What the apologists of capitalism always left out of their “analysis” was the
super-exploitation and extreme impoverishment of the workers and peasants of
Asia, Africa, Latin America, Eastern Europe and the Middle East—the vast
majority of the world’s people—which, in addition to an industrial monopoly,
made possible a temporary rise in living standards inside the colonizing
states.

Over
the past three decades, however, working-class living standards in the United
States have resumed the downward trend inherent under capitalism, and in the
last few years at a quickly accelerating pace.

An
article by Michael Snyder, “The Middle Class in America is Radically Shrinking,
Here Are the Stats to Prove It,” has been picked up by numerous Web sites
including Tech Ticker and Business Insider. (While he uses the term “middle
class,” Snyder is really referring to the working class—but even talking about
workers as a class is discouraged in establishment circles.

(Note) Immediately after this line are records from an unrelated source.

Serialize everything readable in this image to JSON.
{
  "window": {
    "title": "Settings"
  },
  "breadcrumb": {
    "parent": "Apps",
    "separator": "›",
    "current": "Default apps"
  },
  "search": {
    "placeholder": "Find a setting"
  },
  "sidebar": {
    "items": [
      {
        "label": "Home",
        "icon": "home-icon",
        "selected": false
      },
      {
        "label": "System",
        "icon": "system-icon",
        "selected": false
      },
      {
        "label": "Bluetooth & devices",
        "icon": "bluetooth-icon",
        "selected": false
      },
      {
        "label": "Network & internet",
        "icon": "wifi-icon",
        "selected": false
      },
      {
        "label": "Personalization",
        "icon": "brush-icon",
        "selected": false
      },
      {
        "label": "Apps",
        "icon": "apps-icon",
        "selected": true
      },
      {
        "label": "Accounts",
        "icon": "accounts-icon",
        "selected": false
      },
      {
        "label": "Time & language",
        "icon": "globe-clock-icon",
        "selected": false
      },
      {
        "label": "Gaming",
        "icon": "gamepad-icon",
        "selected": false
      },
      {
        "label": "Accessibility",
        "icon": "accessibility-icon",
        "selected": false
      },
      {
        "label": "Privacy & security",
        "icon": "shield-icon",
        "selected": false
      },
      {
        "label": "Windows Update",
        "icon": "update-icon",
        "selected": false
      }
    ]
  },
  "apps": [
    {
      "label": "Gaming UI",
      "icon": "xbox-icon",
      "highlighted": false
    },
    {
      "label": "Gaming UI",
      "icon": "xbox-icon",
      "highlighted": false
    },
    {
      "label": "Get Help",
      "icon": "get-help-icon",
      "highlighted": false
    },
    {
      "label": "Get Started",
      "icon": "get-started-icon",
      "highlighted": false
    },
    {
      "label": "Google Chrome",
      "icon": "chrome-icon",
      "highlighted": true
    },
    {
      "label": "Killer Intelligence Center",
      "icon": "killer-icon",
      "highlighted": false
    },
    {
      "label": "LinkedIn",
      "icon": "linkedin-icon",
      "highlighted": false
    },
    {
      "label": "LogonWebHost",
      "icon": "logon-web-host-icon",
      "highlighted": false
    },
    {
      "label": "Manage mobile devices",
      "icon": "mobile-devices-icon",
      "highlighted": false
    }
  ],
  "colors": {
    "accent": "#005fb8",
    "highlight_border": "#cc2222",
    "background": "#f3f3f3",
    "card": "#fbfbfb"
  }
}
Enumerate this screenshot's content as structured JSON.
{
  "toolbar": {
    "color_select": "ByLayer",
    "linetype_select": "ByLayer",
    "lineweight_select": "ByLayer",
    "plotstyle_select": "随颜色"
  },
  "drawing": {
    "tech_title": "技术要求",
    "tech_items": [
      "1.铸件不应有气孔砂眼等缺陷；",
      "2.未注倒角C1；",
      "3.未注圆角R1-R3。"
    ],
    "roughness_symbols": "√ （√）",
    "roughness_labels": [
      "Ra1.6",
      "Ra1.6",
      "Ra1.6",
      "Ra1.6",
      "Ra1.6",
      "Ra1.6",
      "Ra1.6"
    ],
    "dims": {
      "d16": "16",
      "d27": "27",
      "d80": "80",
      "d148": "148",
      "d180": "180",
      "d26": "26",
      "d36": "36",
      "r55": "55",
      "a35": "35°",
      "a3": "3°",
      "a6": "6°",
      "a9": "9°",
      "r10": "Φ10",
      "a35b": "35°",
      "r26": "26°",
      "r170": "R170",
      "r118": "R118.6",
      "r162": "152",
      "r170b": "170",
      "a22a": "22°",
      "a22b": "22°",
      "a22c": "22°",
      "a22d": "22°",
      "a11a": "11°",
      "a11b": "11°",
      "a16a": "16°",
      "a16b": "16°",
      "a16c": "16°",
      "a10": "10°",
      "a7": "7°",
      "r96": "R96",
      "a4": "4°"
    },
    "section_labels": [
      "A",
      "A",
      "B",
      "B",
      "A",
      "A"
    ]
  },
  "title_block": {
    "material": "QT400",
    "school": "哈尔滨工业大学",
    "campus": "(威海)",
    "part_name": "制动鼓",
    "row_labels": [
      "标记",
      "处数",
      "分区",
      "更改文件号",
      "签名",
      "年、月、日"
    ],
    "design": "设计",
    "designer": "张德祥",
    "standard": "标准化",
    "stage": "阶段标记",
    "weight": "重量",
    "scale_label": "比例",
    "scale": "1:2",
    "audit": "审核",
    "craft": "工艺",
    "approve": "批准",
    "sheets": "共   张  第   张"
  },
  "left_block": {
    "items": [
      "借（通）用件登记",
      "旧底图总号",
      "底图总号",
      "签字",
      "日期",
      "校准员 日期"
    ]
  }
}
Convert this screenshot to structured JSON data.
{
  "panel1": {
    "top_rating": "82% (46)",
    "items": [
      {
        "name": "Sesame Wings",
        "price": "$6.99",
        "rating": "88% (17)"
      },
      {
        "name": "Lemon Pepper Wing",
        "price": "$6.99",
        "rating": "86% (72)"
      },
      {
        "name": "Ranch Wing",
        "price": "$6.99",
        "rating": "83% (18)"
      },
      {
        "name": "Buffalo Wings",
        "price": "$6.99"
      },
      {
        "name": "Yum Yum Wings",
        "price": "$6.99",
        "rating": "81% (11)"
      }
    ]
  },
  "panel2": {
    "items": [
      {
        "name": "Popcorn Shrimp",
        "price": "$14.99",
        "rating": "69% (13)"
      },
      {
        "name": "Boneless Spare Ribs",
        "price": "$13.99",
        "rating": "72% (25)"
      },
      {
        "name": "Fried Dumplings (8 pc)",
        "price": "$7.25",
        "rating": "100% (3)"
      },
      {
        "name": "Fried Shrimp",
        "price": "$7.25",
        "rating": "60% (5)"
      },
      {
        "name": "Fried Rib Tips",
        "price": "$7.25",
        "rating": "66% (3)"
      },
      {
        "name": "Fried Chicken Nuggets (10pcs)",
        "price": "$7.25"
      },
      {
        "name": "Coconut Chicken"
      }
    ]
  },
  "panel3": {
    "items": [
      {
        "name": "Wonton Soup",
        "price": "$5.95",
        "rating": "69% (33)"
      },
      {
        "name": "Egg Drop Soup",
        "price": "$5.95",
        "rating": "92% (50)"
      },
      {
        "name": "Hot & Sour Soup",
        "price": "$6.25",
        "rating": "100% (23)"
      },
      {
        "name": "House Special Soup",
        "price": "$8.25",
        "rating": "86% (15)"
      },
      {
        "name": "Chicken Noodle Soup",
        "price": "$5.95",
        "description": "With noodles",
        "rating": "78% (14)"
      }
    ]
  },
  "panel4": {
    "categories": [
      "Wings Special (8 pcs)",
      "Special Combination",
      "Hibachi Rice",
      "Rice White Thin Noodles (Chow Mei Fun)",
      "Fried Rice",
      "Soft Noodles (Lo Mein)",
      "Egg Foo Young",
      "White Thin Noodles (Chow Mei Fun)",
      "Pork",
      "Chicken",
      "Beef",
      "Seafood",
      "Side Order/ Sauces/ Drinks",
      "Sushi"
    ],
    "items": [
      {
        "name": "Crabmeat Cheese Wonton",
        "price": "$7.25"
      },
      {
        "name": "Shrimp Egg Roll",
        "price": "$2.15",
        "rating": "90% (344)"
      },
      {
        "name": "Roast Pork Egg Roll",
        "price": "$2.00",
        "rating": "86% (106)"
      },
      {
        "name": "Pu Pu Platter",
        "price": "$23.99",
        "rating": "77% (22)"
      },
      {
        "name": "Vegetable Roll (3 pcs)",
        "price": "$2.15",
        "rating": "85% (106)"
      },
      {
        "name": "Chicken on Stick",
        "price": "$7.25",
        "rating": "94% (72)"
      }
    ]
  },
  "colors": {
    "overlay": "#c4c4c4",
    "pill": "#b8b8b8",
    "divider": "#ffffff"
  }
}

Sounds too much
like Marxism.)

The
points made by Snyder include:

  • 83 percent of all U.S. stocks are in the hands of 1 percent of the people.
  • 61 percent of Americans “always or usually” live paycheck to
    paycheck, which was up from 49 percent in 2008 and 43 percent in 2007.
  • 66 percent of the income growth between 2001 and 2007 went to the top 1 percent
    of all Americans.
  • 24 percent of American workers say that they have postponed their planned
    retirement age in the past year.
  • Over 1.4 million Americans filed for personal bankruptcy in 2009, which
    represented a 32 percent increase over 2008.
  • Only the top 5 percent of U.S. households have earned enough additional income
    to match the rise in housing costs since 1975.
  • In 1950, the ratio of the average executive’s paycheck to the average worker’s
    paycheck was about 30-to-1. Since the year 2000, that ratio has exploded to
    between 300- and 500-to-1.
  • The bottom 50 percent of income earners in the United States now collectively
    own less than 1 percent of the nation’s wealth.
  • The top 1 percent of U.S. households own nearly twice as much of America’s
    corporate wealth as they did just 15 years ago.
  • More than 40 percent of Americans who actually are employed are now working in
    service jobs, which are often very low paying.
  • For
    the first time in U.S. history, more than 40 million Americans are on food
    stamps, and the U.S. Department of Agriculture projects that number to go up to
    43 million in 2011.
  • Approximately 21 percent of all children in the United States are living below
    the poverty line in 2010—the highest rate in 20 years.
  • Despite the financial crisis, the number of millionaires in the United States
    rose a whopping 16 percent to 7.8 million in 2009.

While
presenting an array of very useful facts, Snyder does not draw the only logical
conclusion from his own report: The capitalist system must go.